Award winning American painter Audrey Francis began her artistic career with fine art studies at Syracuse University (BFA) followed by a residency at the Nantucket Island School of Design and the Arts, Massachusetts. Francis has taught painting at SUNY, New Paltz and design at Dutchess Community College. Formally trained as an illustrator, the artist’s established practice includes oil painting, collage, sculpture, and textile art. In her evocative paintings and mixed media works, Francis uses a sequence of motifs seemingly taken from deeply personal and mysterious iconography and pairs these with flat planes of color and pattern.
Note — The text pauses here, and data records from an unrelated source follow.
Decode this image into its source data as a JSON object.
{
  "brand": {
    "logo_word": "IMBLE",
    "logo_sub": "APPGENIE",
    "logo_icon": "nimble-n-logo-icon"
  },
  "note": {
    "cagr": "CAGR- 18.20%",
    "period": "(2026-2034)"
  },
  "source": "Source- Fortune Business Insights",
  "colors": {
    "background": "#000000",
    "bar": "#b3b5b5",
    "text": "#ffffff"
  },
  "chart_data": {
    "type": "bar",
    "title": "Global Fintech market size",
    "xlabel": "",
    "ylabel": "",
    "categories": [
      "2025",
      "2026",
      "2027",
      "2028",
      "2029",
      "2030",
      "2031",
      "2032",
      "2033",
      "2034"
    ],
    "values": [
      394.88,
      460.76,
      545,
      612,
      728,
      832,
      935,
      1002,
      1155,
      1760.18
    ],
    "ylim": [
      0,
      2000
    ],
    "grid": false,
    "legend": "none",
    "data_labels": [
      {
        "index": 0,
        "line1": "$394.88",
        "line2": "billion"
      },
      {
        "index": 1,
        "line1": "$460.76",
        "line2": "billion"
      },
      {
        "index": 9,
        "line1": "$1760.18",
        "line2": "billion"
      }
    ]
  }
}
Early work included hyper-realistic drapery studies and nudes and a series of pictures concerned with the tradition of Latin saints. Experiments with collage evolved into neo-surrealist works depicting fantastic interiors. These paintings such as Family Court remind one of the strange worlds of painters like Neo Rausch, but with a difference. Works like Innocent take this aesthetic further in a dizzying trompe l'oeil composition. Using oil medium as well as pastel, Francis’ photo-realist effect of light and drapery creates an illuminated sculptural study of figure, fabric, and space. Conversely, flatness is a guiding principal in the collage series and the most recent paintings. In these works, negative space is paired with figural and abstract patterning in bright hues.
Conceptually, much of the artist’s work explores not only her own Latina heritage but also the gendered language of the body, reflected in the corpulent body series. These paintings challenge notions of beauty, sexuality and the idea of gaze while remaining deeply engaged in sensuality and the experience of paint.
Overall, Francis’ diverse oeuvre is distinguished throughout by an exhilarating command of color. In her most recent works, the inversion of space and the juxtaposition of realism with abstraction reveal an ever-evolving interest in experimentation seen in her 2014 painting collage Rabbit, Tricks are for kids. Francis continually reworks her technical process, building on atelier training and style, all the while exploring genres and the respective limits and potential for subversion.
Francis holds her MFA, SUNY, New Paltz and is the recipient of various awards and honors, the most recent including the Research and Creative Projects Award, SUNY, 2006; The Joan Mitchell Award Nomination, 2006 and the Barrett Art Center Award, Poughkeepsie, New York, 2001.
The artist has participated in over fifty exhibitions and her work may be found in private and corporate collections worldwide including the Canadian Imperial Bank of Commerce, New York.